Sicher ist es die Krux einer soziologischen Analyse, die gesellschaftliche Entwicklungsprozesse beschreibt und erklärt, nicht jedes soziale Phänomen behandeln zu können. Auch so habe ich aus Illouz Buch viel über die soziale Prägung meiner Gefühle gelernt, und wenn ich dazu oft Sätze, die anfangen „Viele Frauen…“ innerlich ergänzen musste mit „…und viele Männer….“, so ist das ein wesentlich geringeres Übel, als sozialen Prozessen einfach blind ausgeliefert zu sein, die mich unglücklich gemacht haben, wie es vor der Lektüre war.

 

Aber trotzdem fehlt mir in Illouz Buch eine Reflexion darüber, welchen Widersprüchen gerade die Männer ausgeliefert sind, die eigentlich aus feministischer Sicht die Partner abgeben können, mit denen gemeinsam Frauen der Herrschaft des Kapitalismus über die Gefühle ein Ende bereiten können.

 

Von Männern wird oft erwartet, dass sie mit einer ganzen Ladung alter und neuer Rollenfragmente jonglieren: Mal sollen Männer Kavaliere sein, mal aufregende Sexabenteurer, mal fürsorgliche und verständnisvolle Softies, dann wieder knallhart selbstbewusste Machtstrategen, auf deren Entscheidungskraft Verlass ist, dann wieder naive kleine Jungen, die sich für Neues begeistern können, dann sollen sie feministisch reflektiert an die Beziehung herangehen und im nächsten Moment den dominanten Lover geben.
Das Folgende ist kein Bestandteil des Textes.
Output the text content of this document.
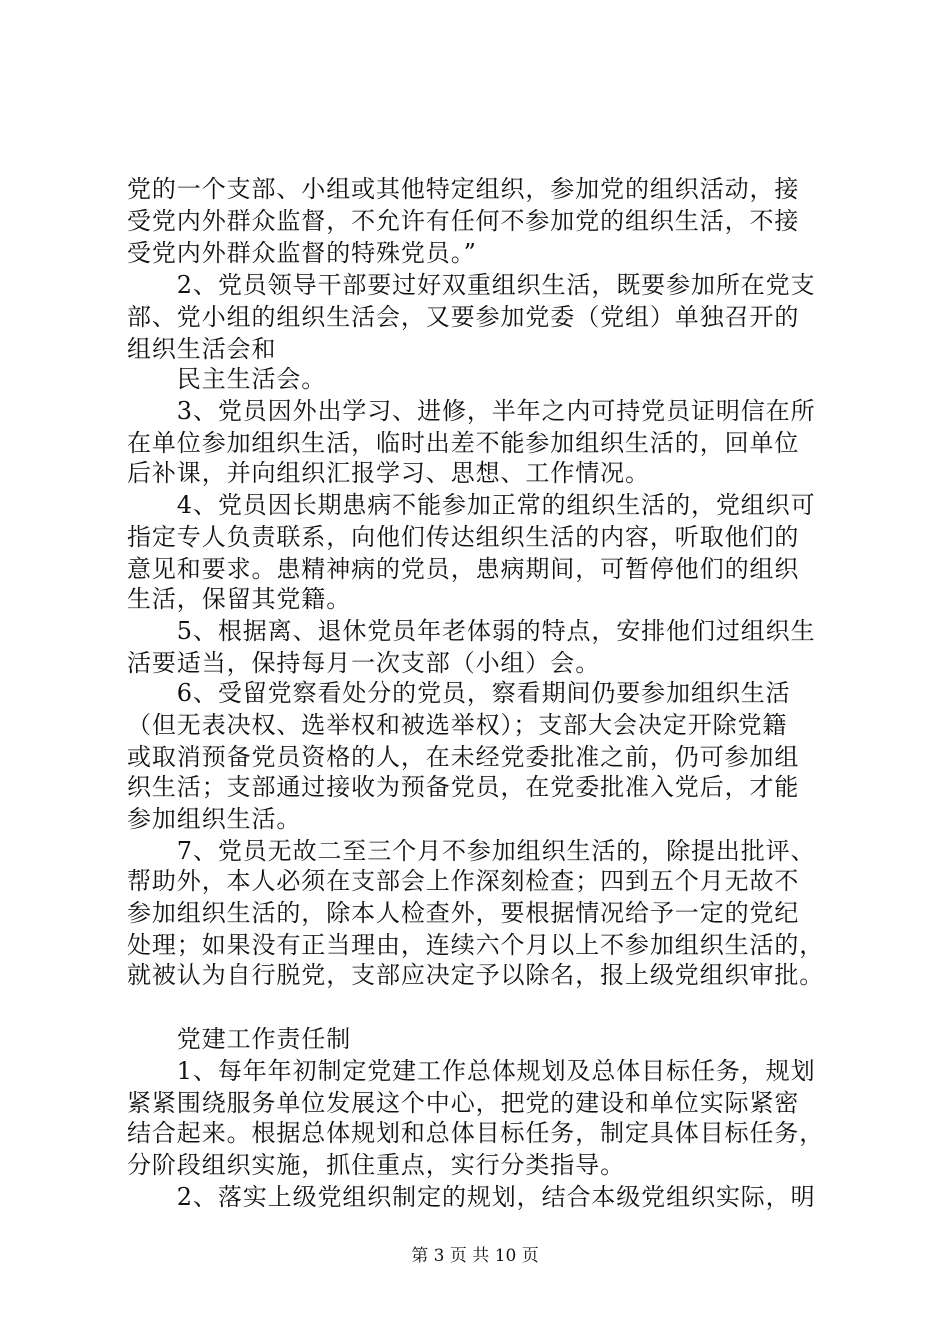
党的一个支部、小组或其他特定组织，参加党的组织活动，接
受党内外群众监督，不允许有任何不参加党的组织生活，不接
受党内外群众监督的特殊党员。”
　　2、党员领导干部要过好双重组织生活，既要参加所在党支
部、党小组的组织生活会，又要参加党委（党组）单独召开的
组织生活会和
　　民主生活会。
　　3、党员因外出学习、进修，半年之内可持党员证明信在所
在单位参加组织生活，临时出差不能参加组织生活的，回单位
后补课，并向组织汇报学习、思想、工作情况。
　　4、党员因长期患病不能参加正常的组织生活的，党组织可
指定专人负责联系，向他们传达组织生活的内容，听取他们的
意见和要求。患精神病的党员，患病期间，可暂停他们的组织
生活，保留其党籍。
　　5、根据离、退休党员年老体弱的特点，安排他们过组织生
活要适当，保持每月一次支部（小组）会。
　　6、受留党察看处分的党员，察看期间仍要参加组织生活
（但无表决权、选举权和被选举权）；支部大会决定开除党籍
或取消预备党员资格的人，在未经党委批准之前，仍可参加组
织生活；支部通过接收为预备党员，在党委批准入党后，才能
参加组织生活。
　　7、党员无故二至三个月不参加组织生活的，除提出批评、
帮助外，本人必须在支部会上作深刻检查；四到五个月无故不
参加组织生活的，除本人检查外，要根据情况给予一定的党纪
处理；如果没有正当理由，连续六个月以上不参加组织生活的，
就被认为自行脱党，支部应决定予以除名，报上级党组织审批。
　　党建工作责任制
　　1、每年年初制定党建工作总体规划及总体目标任务，规划
紧紧围绕服务单位发展这个中心，把党的建设和单位实际紧密
结合起来。根据总体规划和总体目标任务，制定具体目标任务，
分阶段组织实施，抓住重点，实行分类指导。
　　2、落实上级党组织制定的规划，结合本级党组织实际，明
第 3 页 共 10 页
Ja, was denn nun? Wenn manche Männer es schaffen, mit diesen ganzen Verhaltensweisen erfolgreich zu jonglieren, bekommen sie kurz Applaus. Geht es schief, und die Rollenfragmente verwandeln sich in einen unzusammenhängenden Kladderadatsch, werden die Männer entweder bestraft, ausgelacht, bemitleidet, wohlmeinend von oben herab behandelt oder schlicht ignoriert.

 

Aus der Sicht vieler Männer ist die Situation also auch ziemlich übel: Frauen verlangen von ihnen, zugleich die Autonomie der Frauen zu respektieren, ihre männliche Autonomie unter Beweis zu stellen, inklusive ihrer Macht auf dem sexuellen Markt, und trotzdem verlässliche, fürsorgliche und nette Partner zu sein.

 

Es wäre gut, die Herrschaft des Kapitalismus über die Gefühle als etwas zu verstehen, was Männer und Frauen ständig neu erzeugen, und sich endlich gemeinsam zu weigern, dieses Spiel mitzuspielen. Dazu sollten Feministinnen deutlicher als Illouz die Bemühungen vieler Männer anerkennen, die Art, wie sie lieben, von der Macht des Kapitalismus und des Patriarchats freizuhalten.

 

1Illouz, Eva: Warum Liebe weh tut. Eine soziologische Erklärung. Frankfurt a. M.: Suhrkamp 2012. S. 259.